O império, que um dia foi vasto como um sonho, encolheu até desaparecer nas bordas da Primeira Guerra Mundial, deixando apenas lembranças e fronteiras mal desenhadas.
E o que dizer de Alexandre, o Grande? O jovem rei macedônio, com menos de 30 anos, conquistou todo o território entre a Grécia e o vale do Indo.
Criou, em tempo recorde, um dos maiores impérios da história antiga. Mas seu domínio durou menos que um mandato presidencial moderno. Morreu jovem, sem herdeiros claros, e seu legado virou disputa entre generais. O mundo que ele tentou unificar, fragmentou-se quase imediatamente.
A lição comum entre esses impérios parece clara: não importa o tamanho do poder — todos ruem. Seja pela decadência interna, pelo colapso econômico, por revoltas populares ou por perderem o sentido de sua própria missão. E cada um deles, em seus últimos dias, acreditava estar longe do fim.
Afinal, quem ousaria prever o colapso de Roma no auge de sua glória? Quem apostaria na queda dos otomanos quando seus exércitos marcharam sobre os Bálcãs? E quem imaginaria que o conquistador de Alexandria pereceria antes de consolidar sua capital?
É neste espelho que o “império americano” deve se olhar. Donald Trump, com sua retórica de força e isolamento, não é exatamente um arquiteto de longos ciclos. Prefere a tática do choque: impõe tarifas a aliados, reduz compromissos multilaterais, persegue inimigos externos com fervor de inquisidor; apoia Israel com uma devoção quase messiânica, enquanto ignora o drama humano dos palestinos em Gaza; castiga a Rússia por conveniência, mas jamais abandona os gestos ambíguos e negocia com a China como se jogasse pôquer — blefando mais do que segurando cartas boas.
O que ele parece ignorar é que os impérios não se mantêm apenas por força militar ou supremacia comercial. Eles duram enquanto conseguem oferecer uma visão do mundo que faça sentido para os outros.

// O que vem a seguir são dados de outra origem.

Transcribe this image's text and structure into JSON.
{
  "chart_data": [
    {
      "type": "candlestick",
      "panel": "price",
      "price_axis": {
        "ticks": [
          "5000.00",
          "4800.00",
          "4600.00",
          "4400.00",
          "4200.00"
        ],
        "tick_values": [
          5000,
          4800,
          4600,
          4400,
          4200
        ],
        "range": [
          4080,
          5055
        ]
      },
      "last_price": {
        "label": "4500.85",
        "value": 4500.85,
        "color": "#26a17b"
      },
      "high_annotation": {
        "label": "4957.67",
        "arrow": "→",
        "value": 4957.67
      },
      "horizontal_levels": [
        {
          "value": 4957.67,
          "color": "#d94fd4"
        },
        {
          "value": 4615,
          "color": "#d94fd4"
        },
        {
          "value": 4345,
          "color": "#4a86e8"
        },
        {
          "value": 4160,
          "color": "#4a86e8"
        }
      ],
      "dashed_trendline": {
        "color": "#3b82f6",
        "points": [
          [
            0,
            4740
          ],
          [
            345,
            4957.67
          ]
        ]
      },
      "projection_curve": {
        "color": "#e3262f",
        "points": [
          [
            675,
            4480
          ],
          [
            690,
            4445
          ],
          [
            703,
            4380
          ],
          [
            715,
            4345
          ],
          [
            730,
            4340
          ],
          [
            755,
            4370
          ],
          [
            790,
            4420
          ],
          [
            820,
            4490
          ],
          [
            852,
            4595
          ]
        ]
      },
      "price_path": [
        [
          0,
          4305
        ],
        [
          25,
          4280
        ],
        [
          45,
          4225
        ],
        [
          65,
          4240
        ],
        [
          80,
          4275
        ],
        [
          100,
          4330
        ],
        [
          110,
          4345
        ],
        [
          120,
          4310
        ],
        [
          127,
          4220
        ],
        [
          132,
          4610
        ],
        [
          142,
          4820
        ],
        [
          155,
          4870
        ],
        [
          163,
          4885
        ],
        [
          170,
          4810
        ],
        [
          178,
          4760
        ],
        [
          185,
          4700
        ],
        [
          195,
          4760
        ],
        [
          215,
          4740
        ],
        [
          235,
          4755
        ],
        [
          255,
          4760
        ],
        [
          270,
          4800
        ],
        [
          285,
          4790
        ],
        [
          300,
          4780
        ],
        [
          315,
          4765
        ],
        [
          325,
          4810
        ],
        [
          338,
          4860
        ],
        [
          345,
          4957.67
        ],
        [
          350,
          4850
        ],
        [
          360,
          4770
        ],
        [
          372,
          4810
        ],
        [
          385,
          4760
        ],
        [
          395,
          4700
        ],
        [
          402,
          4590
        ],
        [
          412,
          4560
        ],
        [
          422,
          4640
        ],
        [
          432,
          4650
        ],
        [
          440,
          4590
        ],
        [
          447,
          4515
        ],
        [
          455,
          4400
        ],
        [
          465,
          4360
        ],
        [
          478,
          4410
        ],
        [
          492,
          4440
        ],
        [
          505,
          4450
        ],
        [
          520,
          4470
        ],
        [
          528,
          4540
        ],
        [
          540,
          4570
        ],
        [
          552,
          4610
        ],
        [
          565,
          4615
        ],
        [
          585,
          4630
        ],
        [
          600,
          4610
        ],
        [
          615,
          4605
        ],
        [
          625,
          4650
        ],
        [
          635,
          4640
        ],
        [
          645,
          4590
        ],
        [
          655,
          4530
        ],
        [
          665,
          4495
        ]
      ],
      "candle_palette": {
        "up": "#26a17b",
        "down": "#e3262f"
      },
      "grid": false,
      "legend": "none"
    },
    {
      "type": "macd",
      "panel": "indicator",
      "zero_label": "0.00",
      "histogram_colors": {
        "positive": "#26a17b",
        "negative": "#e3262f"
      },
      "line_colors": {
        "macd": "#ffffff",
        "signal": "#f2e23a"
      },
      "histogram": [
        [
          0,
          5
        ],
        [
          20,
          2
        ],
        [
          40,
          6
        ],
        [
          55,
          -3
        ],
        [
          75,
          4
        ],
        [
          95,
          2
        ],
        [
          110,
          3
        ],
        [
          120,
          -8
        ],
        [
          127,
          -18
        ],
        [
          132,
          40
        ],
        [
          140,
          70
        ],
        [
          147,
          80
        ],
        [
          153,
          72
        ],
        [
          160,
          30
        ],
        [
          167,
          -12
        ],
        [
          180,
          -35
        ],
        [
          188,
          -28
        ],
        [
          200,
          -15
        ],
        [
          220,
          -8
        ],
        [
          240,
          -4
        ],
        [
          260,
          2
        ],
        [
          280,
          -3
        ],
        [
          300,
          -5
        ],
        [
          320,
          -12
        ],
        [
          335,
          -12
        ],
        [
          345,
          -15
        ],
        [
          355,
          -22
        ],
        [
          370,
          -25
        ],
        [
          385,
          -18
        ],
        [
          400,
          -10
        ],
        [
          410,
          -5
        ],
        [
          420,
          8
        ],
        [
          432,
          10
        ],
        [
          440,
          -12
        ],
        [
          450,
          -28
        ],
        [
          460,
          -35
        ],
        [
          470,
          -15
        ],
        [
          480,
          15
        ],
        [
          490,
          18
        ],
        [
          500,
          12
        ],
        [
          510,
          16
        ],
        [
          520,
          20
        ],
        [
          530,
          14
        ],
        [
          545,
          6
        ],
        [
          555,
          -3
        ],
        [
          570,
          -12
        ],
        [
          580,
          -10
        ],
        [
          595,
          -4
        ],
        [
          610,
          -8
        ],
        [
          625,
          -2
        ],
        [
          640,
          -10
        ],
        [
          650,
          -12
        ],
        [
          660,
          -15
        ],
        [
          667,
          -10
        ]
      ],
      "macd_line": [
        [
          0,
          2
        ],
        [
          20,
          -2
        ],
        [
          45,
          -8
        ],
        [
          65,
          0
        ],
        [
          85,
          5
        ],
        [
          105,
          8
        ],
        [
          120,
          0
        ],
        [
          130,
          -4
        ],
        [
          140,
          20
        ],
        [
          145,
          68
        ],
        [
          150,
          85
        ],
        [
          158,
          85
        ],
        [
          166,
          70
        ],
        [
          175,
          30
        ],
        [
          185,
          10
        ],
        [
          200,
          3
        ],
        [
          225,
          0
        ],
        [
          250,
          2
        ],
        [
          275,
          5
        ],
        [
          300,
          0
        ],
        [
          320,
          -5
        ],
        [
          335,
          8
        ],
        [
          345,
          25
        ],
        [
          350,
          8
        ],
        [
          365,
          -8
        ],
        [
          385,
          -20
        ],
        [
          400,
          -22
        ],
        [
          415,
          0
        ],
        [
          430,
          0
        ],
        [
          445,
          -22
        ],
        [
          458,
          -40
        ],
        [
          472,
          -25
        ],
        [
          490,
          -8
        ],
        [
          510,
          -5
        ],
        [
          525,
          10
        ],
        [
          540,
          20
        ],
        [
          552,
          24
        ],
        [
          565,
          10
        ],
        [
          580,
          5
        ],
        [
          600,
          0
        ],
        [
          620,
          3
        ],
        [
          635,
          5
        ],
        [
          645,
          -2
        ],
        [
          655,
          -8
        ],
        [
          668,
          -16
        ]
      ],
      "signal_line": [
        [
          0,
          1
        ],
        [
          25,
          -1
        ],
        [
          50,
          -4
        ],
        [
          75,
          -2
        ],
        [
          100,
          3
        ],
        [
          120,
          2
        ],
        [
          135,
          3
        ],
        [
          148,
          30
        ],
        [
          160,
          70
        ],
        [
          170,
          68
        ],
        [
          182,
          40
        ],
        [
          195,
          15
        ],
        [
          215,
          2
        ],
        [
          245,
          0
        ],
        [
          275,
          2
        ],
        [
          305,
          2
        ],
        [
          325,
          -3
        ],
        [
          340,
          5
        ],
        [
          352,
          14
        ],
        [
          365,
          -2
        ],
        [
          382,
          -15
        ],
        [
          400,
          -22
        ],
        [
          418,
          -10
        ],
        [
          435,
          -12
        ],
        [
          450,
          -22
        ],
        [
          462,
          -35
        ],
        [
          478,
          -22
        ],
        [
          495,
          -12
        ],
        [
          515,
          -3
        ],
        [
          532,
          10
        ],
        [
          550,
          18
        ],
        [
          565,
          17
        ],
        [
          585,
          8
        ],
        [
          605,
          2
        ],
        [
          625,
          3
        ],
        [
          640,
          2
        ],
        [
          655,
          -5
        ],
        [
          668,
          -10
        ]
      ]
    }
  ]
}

Roma oferecia cidadania. O Islã Otomano, ordem e tolerância relativa. Alexandre prometia fusão cultural. E os EUA, por muito tempo, venderam ao planeta uma promessa de liberdade, democracia e prosperidade — valores que, embora imperfeitos, ainda tinham apelo.
Hoje, com o alaranjado Donald Trump à frente, essa narrativa está em risco. O império que um dia ergueu a ONU, apoiou o plano Marshall e liderou o pós-guerra com valores universais, agora parece mais inclinado a construir muros do que pontes. E um império que constrói muros já não se expande — começa a se proteger do mundo que ajudou a moldar.
É cedo para prever o fim dos Estados Unidos como superpotência. Mas talvez estejamos, sim, diante do início de um novo capítulo: o de uma potência que começa a perder sua aura, sua autoridade moral, e talvez, mais perigosamente, seu propósito.
Nenhum império ruiu de um dia para o outro. Eles escorregam, enfraquecem, e então caem — geralmente olhando para o lado errado.
Donald Trump, com sua política do confronto e da simplificação, pode não ser o arquiteto do fim. Mas talvez seja o prenúncio do crepúsculo. O clarim que soa alto, mas que já não assusta como antes. O imperador que, embora revestido de poder, pode estar caminhando em direção à história — mas como personagem de uma sátira, e não de uma epopeia.